Studies have demonstrated that Seabuckthorn Wuwei Pulvis (SWP) could improve lung inflammation and chronic bronchitis in mice, and it could also alleviate chronic obstructive pulmonary disease in rats, improve lung function and inhibit inflammatory response through intestinal microbiota short-chain fatty acid axis [59]. A clinical study suggested that Sea Buckthorn could reduce the levels of collagen types III and IV in patients with liver cirrhosis and is an effective drug for the prevention and treatment of liver fibrosis [60]. Other studies have shown that it may suppress the synthesis of collagen and other ECM components [61, 62]. Gnaphalium Affine is an important TCM, and it was used to treat asthma, hyperuricemia, rheumatic arthritis, antitussive, expectorant and cardiovascular in folk medicine due its anti-inflammatory and anti-oxidant activity [63, 64], which might also work for IPF. Some species of Gnaphalium Affine are used as folk medicines in Mexico to treat various respiratory diseases, such as grippe, fever, asthma, cough, cold, bronchitis, expectoration, and bronchial affections [65]. GnafC is derived from Gnaphalium Affine.
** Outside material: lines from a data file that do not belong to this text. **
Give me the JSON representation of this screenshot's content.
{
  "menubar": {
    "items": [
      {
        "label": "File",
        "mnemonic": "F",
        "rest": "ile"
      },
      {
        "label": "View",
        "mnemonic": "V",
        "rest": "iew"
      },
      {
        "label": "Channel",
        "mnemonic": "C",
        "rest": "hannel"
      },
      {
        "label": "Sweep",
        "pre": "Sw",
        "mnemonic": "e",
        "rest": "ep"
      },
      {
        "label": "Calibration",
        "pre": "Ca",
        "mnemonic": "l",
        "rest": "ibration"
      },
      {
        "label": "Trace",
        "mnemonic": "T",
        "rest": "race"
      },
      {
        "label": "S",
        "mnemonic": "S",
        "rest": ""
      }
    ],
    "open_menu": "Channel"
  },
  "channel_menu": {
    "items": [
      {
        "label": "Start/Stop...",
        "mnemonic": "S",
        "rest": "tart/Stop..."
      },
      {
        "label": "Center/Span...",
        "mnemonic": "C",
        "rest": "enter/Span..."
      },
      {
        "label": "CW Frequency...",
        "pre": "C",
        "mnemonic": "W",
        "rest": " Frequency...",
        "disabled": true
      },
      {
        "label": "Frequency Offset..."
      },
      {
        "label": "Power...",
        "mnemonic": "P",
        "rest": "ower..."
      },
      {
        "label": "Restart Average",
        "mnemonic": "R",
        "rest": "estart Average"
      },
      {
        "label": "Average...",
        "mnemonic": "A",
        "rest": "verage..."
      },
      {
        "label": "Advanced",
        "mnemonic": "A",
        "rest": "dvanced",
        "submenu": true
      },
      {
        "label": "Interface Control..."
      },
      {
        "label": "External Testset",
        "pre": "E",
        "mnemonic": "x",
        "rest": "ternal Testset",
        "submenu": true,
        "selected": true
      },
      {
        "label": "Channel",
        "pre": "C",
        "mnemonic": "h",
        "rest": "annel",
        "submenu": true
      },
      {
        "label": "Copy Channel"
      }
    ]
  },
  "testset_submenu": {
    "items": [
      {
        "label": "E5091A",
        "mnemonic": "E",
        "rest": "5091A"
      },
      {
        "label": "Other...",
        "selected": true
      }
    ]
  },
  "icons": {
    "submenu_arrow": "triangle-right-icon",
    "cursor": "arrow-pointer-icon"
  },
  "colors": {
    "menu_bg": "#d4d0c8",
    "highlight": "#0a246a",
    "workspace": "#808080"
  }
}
When adding ascorbate to the culture, gnafC enhanced the expression of the ALPase and MMP13 genes from the early stage of differentiation, leading to maturation of the collagenous ECM [66]. IPF is a chronic, progressive, and ultimately fatal interstitial lung disease characterized by intensive ECM accumulation; therefore, Sea Buckthorn and Gnaphalium Affine have a certain therapeutic effect in IPF from the perspective of ECM management [67].

Our study has certain limitations. Relatively lax thresholds (p < 0.05) were used in DEG analysis of IPF data from a public database because DEGs are not recognized in GSE15197 when strict thresholds (FDR < 0.05) are used. However, in the DEGs of the two datasets (GSE15197 and GSE134692) with p < 0.05, it was found that 1885 genes were common, and 87% of these genes (1640) had the same dysregulation direction, which would not happen by chance (binomial test, p < 1.00E-16). The results indicate that the DEGs identified at the 0.05 threshold were reliable and the cutoff used was reasonable. Currently, there are few IPF samples of high-throughput data available in public databases. In future research, with greater accumulation of IPF data from public databases, an improved algorithm or the analysis of more IPF data should be considered.

Conclusions

We identified three genes of interest (SPP1, COL1A1, and VEGFA) by bioinformatics analysis that were verified by qPCR in samples of TGF-β1-induced HFL fibroblast cells and pulmonary fibrosis mice. Based on these genes, Sea Buckthorn and Gnaphalium Affine were predicted as potential therapeutic TCMs for IPF, qPCR results showed that these herbs could reverse the expression level of hub gene VEGFA and SPP1 in TGF-β1-induced MRC-5 cells. Further experiments are needed to verify the key genes and related Chinese medicines in the future.